Fazenda Bang Bang – A Fazenda Bang Bang, de Luiz Carlos Castelo, é outro exemplo da economia que o produtor pode conseguir com o reflorestamento feito com plantio direto. Em 2006, a fazenda começou a participar do projeto Recuperação de Nascentes e Matas Ciliares do Xingu – Um Exemplo de Concertação Intersetorial, promovido pela campanha Y Ikatu Xingu em São José do Xingu, com financiamento do Fundo Nacional do Meio Ambiente, e passou a receber assistência técnica do ISA. Esse projeto também estará exposto em um estande na I Feira de Iniciativas Socioambientais.

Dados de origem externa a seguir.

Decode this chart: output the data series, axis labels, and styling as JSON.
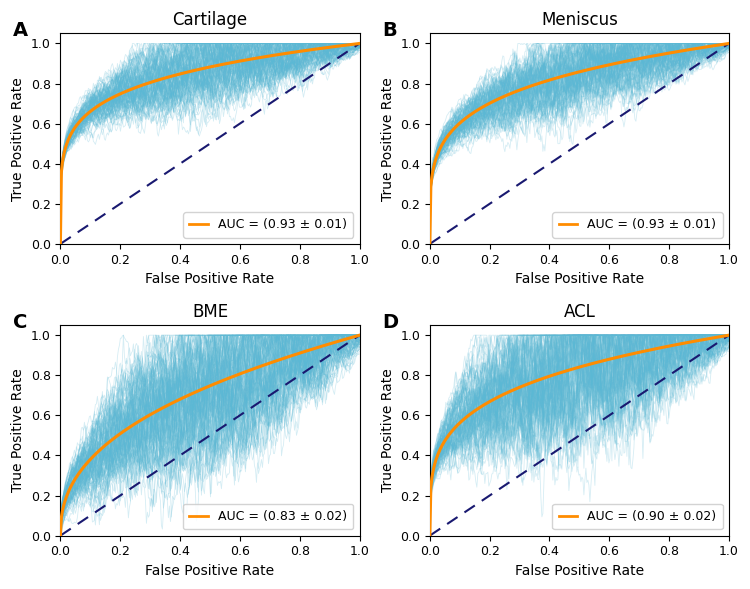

A Bang iniciou naquele ano o plantio de sementes de 46 espécies nativas em Sistema Agroflorestal (SAF), associando espécies nativas ao feijão-guandú e ao feijão-de-porco. Já foram plantadas mais de 70 mil mudas de espécies nativas e 1,5 tonelada de sementes em quase 104 hectares à beira de nascentes e cursos d’água na propriedade. Essa área tornou-se um campo experimental de reflorestamento em larga escala e diversas técnicas foram ali testadas, incluindo o plantio direto a lanço, com lançadeira mecânica (Vincon) de sementes.
O experimento na fazenda comprovou as vantagens econômicas do plantio direto de sementes, que se mostrou mais barato do que as mudas. Enquanto o primeiro custou R$ 1.245,39 por hectare, o segundo saiu por R$ 2.358,19 por hectare (incluindo gastos com mão-de-obra, combustível, horas-máquina, adubo, compra de sementes e mudas).
II Encontro Nascentes do Xingu – Paralelamente à I Feira de Iniciativas Socioambientais, acontecerá o II Encontro Nascentes do Xingu para debater os rumos e os desafios que a Campanha Y Ikatu Xingu terá pela frente. Mesas redondas, palestras, mini-cursos e oficinas irão proporcionar a discussão sobre temas relevantes para a população que vive na Bacia do Xingu. Esses eventos serão realizados pelo ISA e a Prefeitura de Canarana, em parceria com o Sindicato dos Trabalhadores Rurais de Lucas do Rio Verde, Instituto Centro de Vida (ICV), Fórum Matogrossense de Meio Ambiente e Desenvolvimento (Formad) e Instituto de Pesquisa Ambiental da Amazônia (Ipam), com apoio da Fundação Rainforest da Noruega, União Européia, Usaid/The Nature Conservancy e Fundação Doen.
O I Encontro Nascentes do Xingu aconteceu em outubro de 2004, também em Canarana, e reuniu pecuaristas, indígenas, agricultores familiares, organizações não-governamentais, governamentais e de pesquisa e poder público para debaterem soluções para reverter o quadro de degradação das nascentes do Rio Xingu. E foi naquele momento que nasceu a Campanha Y Ikatu Xingu (que significa “água boa, água limpa do Xingu”, na língua dos Kamaiurá, um dos povos que habita o Parque Indígena do Xingu) para proteger e recuperar as nascentes e as matas de beira de rio do Xingu.